Chernomor is among the more than 4 million Ukrainians who have fled the country in the wake of the Feb. 24 invasion.
Russia has rejected similar accusations against its forces in the past by accusing its enemies of forging photos and video and using so-called crisis actors.
As Western leaders condemned the killings in Bucha, Italy, Spain and Denmark expelled dozens of Russian diplomats on Tuesday, following moves by Germany and France. Hundreds of Russian diplomats have been sent home since the start of the invasion, many accused of being spies.
Kremlin spokesman Dmitry Peskov called the expulsions a “short-sighted” measure that would complicate communication and warned they would be met with “reciprocal steps.”
In another show of support, the European Union’s executive branch proposed a ban on coal imports from Russia, in what would be the first time the 27-nation bloc has sanctioned the country’s lucrative energy industry over the war. The coal imports amount to an estimated 4 billion euros ($4.4 billion) per year.
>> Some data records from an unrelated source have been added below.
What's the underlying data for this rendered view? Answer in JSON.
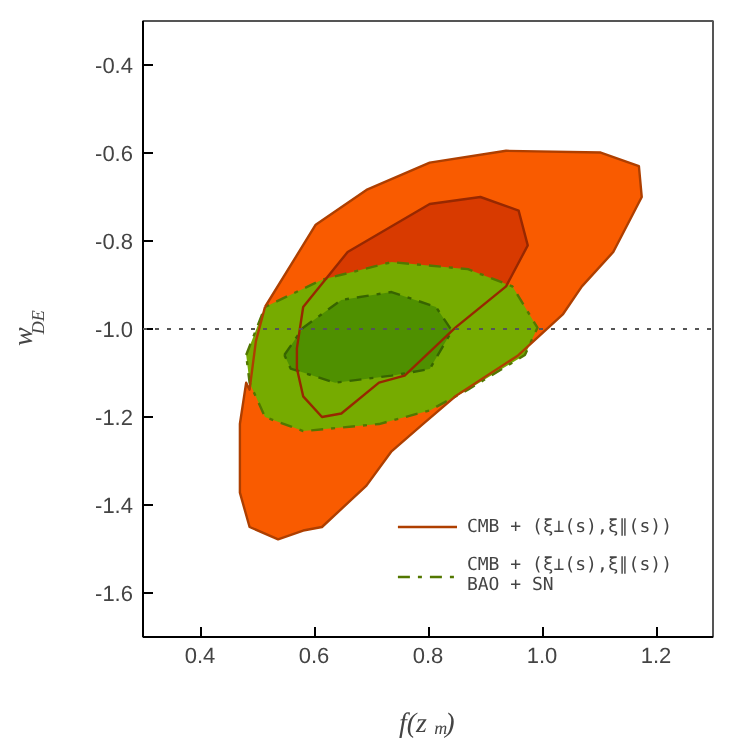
{
  "chart_data": {
    "type": "area",
    "xlabel": "f(z$_{m}$)",
    "ylabel": "w$_{DE}$",
    "xlim": [
      0.3,
      1.3
    ],
    "ylim": [
      -1.7,
      -0.3
    ],
    "xticks": [
      0.4,
      0.6,
      0.8,
      {
        "value": 1.0,
        "label": "1.0"
      },
      1.2
    ],
    "yticks": [
      -1.6,
      -1.4,
      -1.2,
      {
        "value": -1.0,
        "label": "-1.0"
      },
      -0.8,
      -0.6,
      -0.4
    ],
    "grid": false,
    "legend": "bottom right",
    "ref_lines": [
      {
        "axis": "y",
        "value": -1.0,
        "color": "#555555",
        "line_style": "dotted"
      }
    ],
    "series": [
      {
        "name": "CMB + (ξ⊥(s),ξ∥(s))",
        "color": "#f95b00",
        "line_style": "solid",
        "x": [
          0.514,
          0.603,
          0.692,
          0.803,
          0.937,
          1.103,
          1.17,
          1.175,
          1.125,
          1.07,
          1.037,
          0.958,
          0.848,
          0.792,
          0.736,
          0.692,
          0.614,
          0.581,
          0.537,
          0.487,
          0.47,
          0.47,
          0.481,
          0.487,
          0.498
        ],
        "values": [
          -0.95,
          -0.763,
          -0.684,
          -0.622,
          -0.595,
          -0.599,
          -0.63,
          -0.7,
          -0.825,
          -0.903,
          -0.966,
          -1.06,
          -1.153,
          -1.215,
          -1.278,
          -1.356,
          -1.45,
          -1.458,
          -1.478,
          -1.45,
          -1.372,
          -1.216,
          -1.122,
          -1.138,
          -1.028
        ]
      },
      {
        "color": "#d83a00",
        "line_style": "solid",
        "x": [
          0.57,
          0.581,
          0.659,
          0.803,
          0.892,
          0.959,
          0.975,
          0.937,
          0.848,
          0.759,
          0.714,
          0.648,
          0.614,
          0.581,
          0.57
        ],
        "values": [
          -1.044,
          -0.95,
          -0.825,
          -0.716,
          -0.7,
          -0.731,
          -0.81,
          -0.903,
          -0.997,
          -1.106,
          -1.122,
          -1.192,
          -1.2,
          -1.153,
          -1.09
        ]
      },
      {
        "name": "CMB + (ξ⊥(s),ξ∥(s))\nBAO + SN",
        "color": "#76ab00",
        "line_style": "dashed",
        "x": [
          0.481,
          0.514,
          0.614,
          0.736,
          0.87,
          0.948,
          0.992,
          0.97,
          0.87,
          0.803,
          0.714,
          0.581,
          0.514,
          0.487
        ],
        "values": [
          -1.059,
          -0.95,
          -0.888,
          -0.848,
          -0.864,
          -0.903,
          -0.997,
          -1.059,
          -1.138,
          -1.185,
          -1.216,
          -1.232,
          -1.2,
          -1.122
        ]
      },
      {
        "color": "#4f9000",
        "line_style": "dashed",
        "x": [
          0.548,
          0.581,
          0.648,
          0.736,
          0.814,
          0.842,
          0.803,
          0.736,
          0.637,
          0.559
        ],
        "values": [
          -1.059,
          -0.997,
          -0.934,
          -0.916,
          -0.95,
          -1.004,
          -1.091,
          -1.106,
          -1.122,
          -1.09
        ]
      }
    ]
  }
}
EU Commission President Ursula von der Leyen denounced Moscow’s “heinous crimes” around Kyiv.
Just hours before the latest proposal was announced, Ukrainian Foreign Minister Dmytro Kuleba said that to prevent “new Buchas,” the West must impose the “mother of all sanctions” — on Russian oil and gas.
“A few months of tightening your belts are worth thousands of saved lives,” he said.
But Western nations are divided over how far to go. Some are calling for a boycott of Russian oil and gas, while Germany and others fear that such a move could plunge the continent into a severe economic crisis.
Western weapons have enabled Ukraine to mount a stiffer than expected resistance to Russia’s overwhelming firepower. That resistance stopped Russian forces from overrunning the capital and other cities, and many troops have now withdrawn from areas around Kyiv.
But Western and Ukrainian officials say Russia is merely regrouping for another offensive.
“Moscow is not giving up its ambitions in Ukraine,” NATO’s Stoltenberg said. “We expect a further push in the eastern and southern Ukraine to try to take the entire Donbas and to create a land bridge” to the Crimea Peninsula, which Russia annexed in 2014. Russia-backed separatists in the Donbas have been fighting Ukrainian troops for the last eight years.